Apologies if this is a duplicate, the problem is very hard to word in a search
The bivariate distribution of random variables X and Y is uniform over the triangle with vertices (1,0), (1,1), (0,1). A pair of values $x,y$ is chosen at random from this distribution and a (perhaps degenerate) triangle ABC is constructed with BC=$x$ and CA=$y$ and AB = $2 -x -y$. Show that the construction is always possible and that $ABC$ is obtuse if and only if $$y>\frac{x^2-2x+2}{2-x}$$ Deduce that the probability ABC is obtuse is $3-4 \ln 2$
This question regards the "Deduce that" part, and I will quote the obtuse result
I'm going to (WLOG?) roll X first and say x=t. With this paramaterisation, I can write $$P(y>\frac{x^2-2x+2}{2-x})=\int_0 ^1{P(X=t)P(Y>\frac{t^2-2t+2}{2-t}|X=t)}$$ Since $X\sim U[0,1]$, then $P(X=t)=t dt$ and if you draw a sketch of the triangle, it is clear $Y\sim U[1-X,1]$
therefore $P(Y\le u|X=t)=\frac{u-(1-t)}{t}$ for $1-t\le u \le 1$, so $P(Y>\frac{t^2-2t+2}{2-t}|X=t)=1-\frac{1}{2-t}$ after taking the compliment and letting u equal the rational function.
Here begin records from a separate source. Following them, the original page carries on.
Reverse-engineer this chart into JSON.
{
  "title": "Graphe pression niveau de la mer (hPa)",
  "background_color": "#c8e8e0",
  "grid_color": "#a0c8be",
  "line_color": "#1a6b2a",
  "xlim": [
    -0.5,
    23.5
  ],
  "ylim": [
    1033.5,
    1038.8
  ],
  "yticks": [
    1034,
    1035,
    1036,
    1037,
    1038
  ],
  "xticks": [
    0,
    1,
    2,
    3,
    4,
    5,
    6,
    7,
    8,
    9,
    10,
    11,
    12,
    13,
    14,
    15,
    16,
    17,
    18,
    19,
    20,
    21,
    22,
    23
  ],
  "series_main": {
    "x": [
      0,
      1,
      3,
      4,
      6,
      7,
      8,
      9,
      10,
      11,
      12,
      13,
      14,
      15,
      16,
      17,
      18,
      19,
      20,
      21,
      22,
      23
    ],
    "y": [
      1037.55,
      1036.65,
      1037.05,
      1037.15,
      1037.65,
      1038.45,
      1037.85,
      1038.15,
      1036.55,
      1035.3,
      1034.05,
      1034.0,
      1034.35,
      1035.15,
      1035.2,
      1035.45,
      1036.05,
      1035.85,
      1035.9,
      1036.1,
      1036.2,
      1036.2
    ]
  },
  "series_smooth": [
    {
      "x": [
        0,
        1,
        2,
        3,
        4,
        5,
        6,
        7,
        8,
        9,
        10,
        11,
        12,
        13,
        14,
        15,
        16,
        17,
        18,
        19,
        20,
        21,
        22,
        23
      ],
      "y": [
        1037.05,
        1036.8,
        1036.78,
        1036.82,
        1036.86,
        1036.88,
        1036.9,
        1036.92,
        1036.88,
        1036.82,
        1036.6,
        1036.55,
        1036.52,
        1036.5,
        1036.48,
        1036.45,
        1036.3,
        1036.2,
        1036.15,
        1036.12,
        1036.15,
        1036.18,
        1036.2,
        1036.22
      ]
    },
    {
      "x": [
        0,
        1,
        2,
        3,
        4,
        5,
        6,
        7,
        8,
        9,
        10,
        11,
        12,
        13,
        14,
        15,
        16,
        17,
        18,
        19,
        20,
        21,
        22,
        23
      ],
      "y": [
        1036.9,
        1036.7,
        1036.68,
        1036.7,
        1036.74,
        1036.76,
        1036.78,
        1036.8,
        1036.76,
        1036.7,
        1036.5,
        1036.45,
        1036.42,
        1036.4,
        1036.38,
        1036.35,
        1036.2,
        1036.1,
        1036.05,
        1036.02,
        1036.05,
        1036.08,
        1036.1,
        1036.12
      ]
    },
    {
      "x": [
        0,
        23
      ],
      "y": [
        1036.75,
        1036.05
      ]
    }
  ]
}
Putting these into the integral I get $P(A)=\int^1_0{t(1-\frac{1}{2-t})}dt=\frac{1}{2}(3-4\ln2)$
I can't see at all where this factor of one half came in. It feels hard to believe that my method was wrong since my answer is very similar to the correct answer. I think I'm missing one last bit and I can't see what it is.
Sketch for the solution: an uniform distribution over some set means that the probability of some point to be chosen from some subset is proportional to the area or volume of this subset, hence in this case if $A$ is a subset of the triangle $T$ then $$ \Pr [(X,Y)\in A]=\frac{\text{ area of }A}{\text{ area of }T}=2 \cdot \text{area of }A\tag1 $$ as the area of the triangle is one-half. Now, we have that $$ \begin{align*} A:=&\left\{(x,y)\in T: y>\frac{x^2-2x+2}{2-x}\right\}\\ =&T\cap \left\{(x,y)\in \mathbb{R}^2: y>\frac{x^2-2x+2}{2-x}\right\}\\ =&\left\{(x,y)\in \mathbb{R}^2: 0\leqslant x\leqslant 1 \,\land\, 1-x\leqslant y\leqslant 1\right\}\cap \left\{(x,y)\in \mathbb{R}^2: y>\frac{x^2-2x+2}{2-x}\right\} \end{align*}\tag2 $$ Therefore setting $B:=\left\{(x,y)\in \mathbb{R}^2: y>\frac{x^2-2x+2}{2-x}\right\}$ we find that $$ \Pr [(X,Y)\in A]=2\int_{0}^1\int_{1-x}^1 \mathbf{1}_{B}(x,y)dydx\tag3 $$
The value of the inner integral is just the length of the interval $$ I_x:=\left[\max\left\{1-x,\frac{x^2-2x+2}{2-x}\right\},1\right]\tag4 $$ that is $$ \Pr [(X,Y)\in A]=2\int_{0}^1 \ell (I_x)dx\tag5 $$ where $\ell (I_x)$ is the length of $I_x$. So, depending of the value of $x\in[0,1]$ it length will be $1-(1-x)=x$ or $1-\frac{x^2-2x+2}{2-x}=\frac{x -x^2}{2-x}$, then the integral on (5) can be separated in (maybe just two) integrals where it integrand will be $x$ or $\frac{x-x^2}{2-x}$.